When a fire crew pulls up, the number of firefighters on it is not a budget line. It is a direct multiplier on how fast the fire is knocked down, how quickly a trapped person is reached, and how likely the crew is to go home. Here is what the federal research actually found.

What five firefighters buy you

22%
Faster to water on the fire than two-person crews (NIST)
½
The fire size faced, five-person vs. two-person arrival

Three federal findings point to five

Dallas Fire Department Study

91 fireground simulations across single-family, apartment, and high-rise scenarios. Five-person crews achieved a 100% efficiency rating on all 13 tasks. Four-person crews showed measurable degradation on interior line advancement and search and rescue. Three-person crews degraded further. The study concluded five is the optimal crew size.

NIST / DHS Federal Study, 2010

More than 60 live-fire experiments, 22 timed tasks, crews of 2, 3, 4, and 5. Five-person crews were faster than four-person crews on several key tasks and faced a fire half the size: 1.1 MW vs. 2.1 MW. A 2.1 MW fire produces near-flashover conditions in a standard room. A 1.1 MW fire does not.

USFA / NFIRS Injury Data

Five years of national data from the National Fire Incident Reporting System establishes five as the injury equilibrium point, the crew size where firefighter injury rates are lowest. Below five, injuries rise. At six, injuries begin to rise again. Four is the legal minimum; five is the safety optimum.

A smaller crew fights a bigger fire

Fewer firefighters means more time to complete tasks, which means a larger fire by the time water is applied. This is the fire size each crew faces at the moment of suppression, from the NIST experiments. A larger number is worse.

2-Person
2.1 MW
3-Person
1.7 MW
4-Person
1.4 MW
5-Person
1.1 MW
What these numbers mean on the fireground

1.1 MW is a fully involved upholstered chair at peak burn: dangerous, but manageable. 2.1 MW is near-flashover conditions in a 12 by 16 ft room of origin: lethal risk for interior crews.

Bottom line

A five-person crew arriving early faces a fire nearly half the size of what a two-person crew arriving late faces, even in the same structure, on the same call. Crew size is a direct multiplier on fire danger and firefighter safety.

Every task gets done faster with five

NIST timed 22 tasks over more than 60 live-fire experiments. The Dallas study rated overall fireground efficiency by crew size. Both point the same direction.

3-Person
68%
4-Person
85%
5-Person
100%
NIST: task completion by crew size
Task 2-Person 3-Person 4-Person 5-Person
Water on FireBaseline+10%+16%+22%
Search & Rescue StartBaseline+24%+30%Fastest
Interior Line AdvanceDegradedReducedReduced100%
Laddering & VentilationDegradedReducedReduced100%
All 22 Tasks (combined)Baseline+25%+30%Fastest
Four firefighters meets the NFPA 1500 minimum and the OSHA 2-in/2-out standard. It is the legal floor, not the performance ceiling. The research consistently places the efficiency and injury-reduction optimum at five.

Where this comes from

Primary research sources

  • Report on Residential Fireground Field Experiments. NIST, 2010, Technical Note 1661. More than 60 live-fire experiments in a 2,000 sq ft residential structure; crews of 2 to 5 timed on 22 tasks; funded by DHS/FEMA. The foundational federal study on crew size and deployment.
  • Landmark High-Rise Fire Study, Crew Sizes and Elevator Use.

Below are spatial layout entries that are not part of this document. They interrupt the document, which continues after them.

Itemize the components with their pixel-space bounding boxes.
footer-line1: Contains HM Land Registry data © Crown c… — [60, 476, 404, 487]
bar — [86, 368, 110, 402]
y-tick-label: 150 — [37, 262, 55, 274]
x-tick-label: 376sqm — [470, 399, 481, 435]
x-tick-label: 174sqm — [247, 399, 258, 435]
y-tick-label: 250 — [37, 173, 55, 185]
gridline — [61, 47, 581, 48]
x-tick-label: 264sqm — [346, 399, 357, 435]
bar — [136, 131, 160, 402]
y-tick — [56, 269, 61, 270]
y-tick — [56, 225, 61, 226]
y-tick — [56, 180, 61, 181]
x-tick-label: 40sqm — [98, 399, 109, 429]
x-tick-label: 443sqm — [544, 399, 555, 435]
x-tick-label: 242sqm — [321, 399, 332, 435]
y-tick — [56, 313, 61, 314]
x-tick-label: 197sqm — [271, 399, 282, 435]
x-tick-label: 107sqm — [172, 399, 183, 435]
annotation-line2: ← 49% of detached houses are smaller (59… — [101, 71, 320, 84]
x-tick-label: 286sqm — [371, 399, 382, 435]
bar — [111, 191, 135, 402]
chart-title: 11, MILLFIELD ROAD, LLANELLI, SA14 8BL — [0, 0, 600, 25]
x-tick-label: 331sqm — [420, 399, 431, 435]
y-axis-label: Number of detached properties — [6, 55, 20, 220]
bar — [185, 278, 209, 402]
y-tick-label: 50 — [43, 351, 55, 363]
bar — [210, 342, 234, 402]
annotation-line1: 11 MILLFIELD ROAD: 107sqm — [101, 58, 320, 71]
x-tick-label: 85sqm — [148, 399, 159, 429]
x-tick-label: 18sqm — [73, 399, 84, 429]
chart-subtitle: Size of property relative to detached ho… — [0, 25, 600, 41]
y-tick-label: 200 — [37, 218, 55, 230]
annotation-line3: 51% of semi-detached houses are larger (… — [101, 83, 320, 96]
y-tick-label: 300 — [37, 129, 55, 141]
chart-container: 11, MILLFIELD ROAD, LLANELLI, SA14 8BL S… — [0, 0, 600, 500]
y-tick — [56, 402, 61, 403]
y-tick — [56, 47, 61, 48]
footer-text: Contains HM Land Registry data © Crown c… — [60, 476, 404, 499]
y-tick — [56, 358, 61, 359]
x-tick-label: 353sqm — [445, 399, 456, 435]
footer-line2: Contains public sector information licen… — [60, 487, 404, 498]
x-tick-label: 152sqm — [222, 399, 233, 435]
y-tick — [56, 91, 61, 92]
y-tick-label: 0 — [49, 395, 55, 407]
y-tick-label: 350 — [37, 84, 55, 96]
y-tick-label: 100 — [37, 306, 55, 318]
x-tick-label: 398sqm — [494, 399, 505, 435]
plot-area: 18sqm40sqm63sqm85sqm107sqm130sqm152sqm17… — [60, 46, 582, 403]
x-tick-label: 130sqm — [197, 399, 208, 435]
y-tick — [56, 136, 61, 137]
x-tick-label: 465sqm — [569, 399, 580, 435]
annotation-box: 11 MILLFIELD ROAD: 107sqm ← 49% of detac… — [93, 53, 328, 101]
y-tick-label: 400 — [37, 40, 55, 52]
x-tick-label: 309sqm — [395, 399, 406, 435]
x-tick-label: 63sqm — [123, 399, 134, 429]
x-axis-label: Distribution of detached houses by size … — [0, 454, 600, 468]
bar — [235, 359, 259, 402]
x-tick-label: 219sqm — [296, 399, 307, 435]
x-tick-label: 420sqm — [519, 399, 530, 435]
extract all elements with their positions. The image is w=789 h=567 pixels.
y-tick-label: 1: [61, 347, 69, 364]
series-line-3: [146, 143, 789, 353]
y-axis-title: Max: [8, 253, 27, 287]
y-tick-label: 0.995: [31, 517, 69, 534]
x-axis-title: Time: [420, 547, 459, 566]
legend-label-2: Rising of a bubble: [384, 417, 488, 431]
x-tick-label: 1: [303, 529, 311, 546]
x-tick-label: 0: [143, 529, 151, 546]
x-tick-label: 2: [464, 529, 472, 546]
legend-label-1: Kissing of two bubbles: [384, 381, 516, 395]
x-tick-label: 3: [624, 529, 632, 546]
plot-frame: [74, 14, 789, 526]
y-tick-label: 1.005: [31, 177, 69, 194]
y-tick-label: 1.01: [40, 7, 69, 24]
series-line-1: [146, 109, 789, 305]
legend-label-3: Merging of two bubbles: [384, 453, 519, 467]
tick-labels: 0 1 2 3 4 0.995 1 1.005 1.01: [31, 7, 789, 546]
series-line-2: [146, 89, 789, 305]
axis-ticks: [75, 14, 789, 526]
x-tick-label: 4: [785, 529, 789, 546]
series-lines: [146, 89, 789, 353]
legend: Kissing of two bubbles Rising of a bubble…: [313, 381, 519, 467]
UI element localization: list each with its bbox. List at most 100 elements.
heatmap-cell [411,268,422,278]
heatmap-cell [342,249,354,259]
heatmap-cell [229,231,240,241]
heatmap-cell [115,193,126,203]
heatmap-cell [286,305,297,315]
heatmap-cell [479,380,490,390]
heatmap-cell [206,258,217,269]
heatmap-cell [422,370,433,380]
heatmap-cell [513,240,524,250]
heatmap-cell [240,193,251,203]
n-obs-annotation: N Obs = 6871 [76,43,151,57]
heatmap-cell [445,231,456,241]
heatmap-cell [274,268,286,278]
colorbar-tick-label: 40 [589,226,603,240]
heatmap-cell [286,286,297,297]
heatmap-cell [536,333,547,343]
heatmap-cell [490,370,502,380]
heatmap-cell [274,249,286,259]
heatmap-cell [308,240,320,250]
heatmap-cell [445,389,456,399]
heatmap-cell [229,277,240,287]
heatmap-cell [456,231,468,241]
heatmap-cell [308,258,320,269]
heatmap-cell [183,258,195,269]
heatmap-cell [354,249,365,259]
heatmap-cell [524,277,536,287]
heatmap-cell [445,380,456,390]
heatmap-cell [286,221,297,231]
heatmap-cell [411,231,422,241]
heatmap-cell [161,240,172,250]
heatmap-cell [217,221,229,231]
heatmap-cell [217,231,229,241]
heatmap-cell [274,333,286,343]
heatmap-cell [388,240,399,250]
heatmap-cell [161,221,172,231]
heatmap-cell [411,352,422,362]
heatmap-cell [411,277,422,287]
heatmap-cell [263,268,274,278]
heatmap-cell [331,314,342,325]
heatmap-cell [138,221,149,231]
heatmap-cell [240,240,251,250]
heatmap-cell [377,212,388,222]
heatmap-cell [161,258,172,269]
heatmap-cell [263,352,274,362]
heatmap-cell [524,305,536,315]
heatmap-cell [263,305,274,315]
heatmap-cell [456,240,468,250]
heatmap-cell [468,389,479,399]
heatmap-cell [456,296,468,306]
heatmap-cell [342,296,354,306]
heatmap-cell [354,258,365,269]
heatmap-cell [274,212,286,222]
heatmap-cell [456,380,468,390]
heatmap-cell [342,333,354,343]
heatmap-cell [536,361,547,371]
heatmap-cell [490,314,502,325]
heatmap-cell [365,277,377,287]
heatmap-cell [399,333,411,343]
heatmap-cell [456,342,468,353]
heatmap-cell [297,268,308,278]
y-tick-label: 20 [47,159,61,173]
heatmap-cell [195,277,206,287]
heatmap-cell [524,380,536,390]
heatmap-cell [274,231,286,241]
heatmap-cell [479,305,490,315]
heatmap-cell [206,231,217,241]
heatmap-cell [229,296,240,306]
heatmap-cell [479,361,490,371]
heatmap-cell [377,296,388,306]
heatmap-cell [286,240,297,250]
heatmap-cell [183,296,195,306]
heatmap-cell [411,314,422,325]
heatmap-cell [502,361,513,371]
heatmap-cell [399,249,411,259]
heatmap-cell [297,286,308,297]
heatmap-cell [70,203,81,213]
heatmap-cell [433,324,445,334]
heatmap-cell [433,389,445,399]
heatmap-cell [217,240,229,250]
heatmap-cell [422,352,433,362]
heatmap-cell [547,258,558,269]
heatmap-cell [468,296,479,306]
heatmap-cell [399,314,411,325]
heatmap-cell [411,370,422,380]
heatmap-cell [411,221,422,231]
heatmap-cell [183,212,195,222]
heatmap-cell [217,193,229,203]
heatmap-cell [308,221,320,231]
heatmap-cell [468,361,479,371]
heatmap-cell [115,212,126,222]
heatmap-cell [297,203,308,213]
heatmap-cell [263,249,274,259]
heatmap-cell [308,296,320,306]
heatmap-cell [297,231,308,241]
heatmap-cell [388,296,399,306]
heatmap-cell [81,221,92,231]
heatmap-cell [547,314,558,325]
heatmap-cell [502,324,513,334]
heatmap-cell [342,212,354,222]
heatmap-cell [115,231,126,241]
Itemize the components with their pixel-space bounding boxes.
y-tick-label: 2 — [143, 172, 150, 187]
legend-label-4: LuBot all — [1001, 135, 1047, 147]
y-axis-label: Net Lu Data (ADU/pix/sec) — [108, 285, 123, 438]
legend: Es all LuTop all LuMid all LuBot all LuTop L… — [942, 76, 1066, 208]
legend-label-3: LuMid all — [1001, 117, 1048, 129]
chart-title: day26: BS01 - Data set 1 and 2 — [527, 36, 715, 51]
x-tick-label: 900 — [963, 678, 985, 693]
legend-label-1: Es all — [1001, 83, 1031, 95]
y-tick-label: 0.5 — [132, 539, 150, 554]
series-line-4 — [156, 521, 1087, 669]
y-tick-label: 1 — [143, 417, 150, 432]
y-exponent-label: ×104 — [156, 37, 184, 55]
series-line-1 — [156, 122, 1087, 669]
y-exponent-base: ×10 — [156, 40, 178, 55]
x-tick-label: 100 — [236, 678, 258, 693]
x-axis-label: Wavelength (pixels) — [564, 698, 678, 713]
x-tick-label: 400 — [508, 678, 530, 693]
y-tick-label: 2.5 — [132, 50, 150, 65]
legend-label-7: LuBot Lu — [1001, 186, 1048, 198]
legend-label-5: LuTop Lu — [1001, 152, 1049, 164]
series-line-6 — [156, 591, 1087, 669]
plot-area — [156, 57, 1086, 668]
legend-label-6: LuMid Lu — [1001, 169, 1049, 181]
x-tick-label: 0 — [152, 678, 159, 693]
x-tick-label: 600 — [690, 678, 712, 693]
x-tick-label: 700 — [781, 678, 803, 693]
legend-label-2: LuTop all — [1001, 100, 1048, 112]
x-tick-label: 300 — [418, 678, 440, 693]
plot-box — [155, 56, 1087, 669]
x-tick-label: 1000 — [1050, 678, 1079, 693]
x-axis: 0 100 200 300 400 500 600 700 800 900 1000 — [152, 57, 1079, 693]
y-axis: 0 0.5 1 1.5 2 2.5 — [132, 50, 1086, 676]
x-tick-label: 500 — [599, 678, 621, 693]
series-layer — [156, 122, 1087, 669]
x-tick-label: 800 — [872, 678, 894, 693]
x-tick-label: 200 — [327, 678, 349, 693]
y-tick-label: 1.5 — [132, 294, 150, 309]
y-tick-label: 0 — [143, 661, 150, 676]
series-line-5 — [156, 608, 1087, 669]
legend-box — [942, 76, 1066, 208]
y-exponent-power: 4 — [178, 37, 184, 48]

NIST, 2013, 13 DC-area departments. 48 experiments in a 13-story building; five-person crews completed all critical tasks 21 minutes faster than three-person crews.
  • Impact of Crew Size on Fire Attack in a Residential Structure. Dallas Fire Department, 1984 (O'Hagan; Webb, EFO #26602). 91 fireground simulations; concluded five-person equals 100% efficiency. Cited by the USFA.
  • Optimal Staffing Levels for Firefighter Effectiveness and Mitigation of Injuries. U.S. Fire Administration / National Fire Academy, 2000. Synthesizes the Dallas and Ohio State studies; establishes five as both the efficiency optimum and the injury equilibrium point.
  • Ohio State University Staffing Study. Ohio State University / Columbus Fire Department, 1994. 404 structure fires analyzed; firefighter injuries increase 46.7% at residential fires below 15 firefighters on scene, and 73.5% at large fire risks.
NFPA 1500 / OSHA standard

Four firefighters is the legal minimum for interior structural attack (the 2-in/2-out rule). That is the floor, not the target. All of the research above places the performance and safety optimum at five.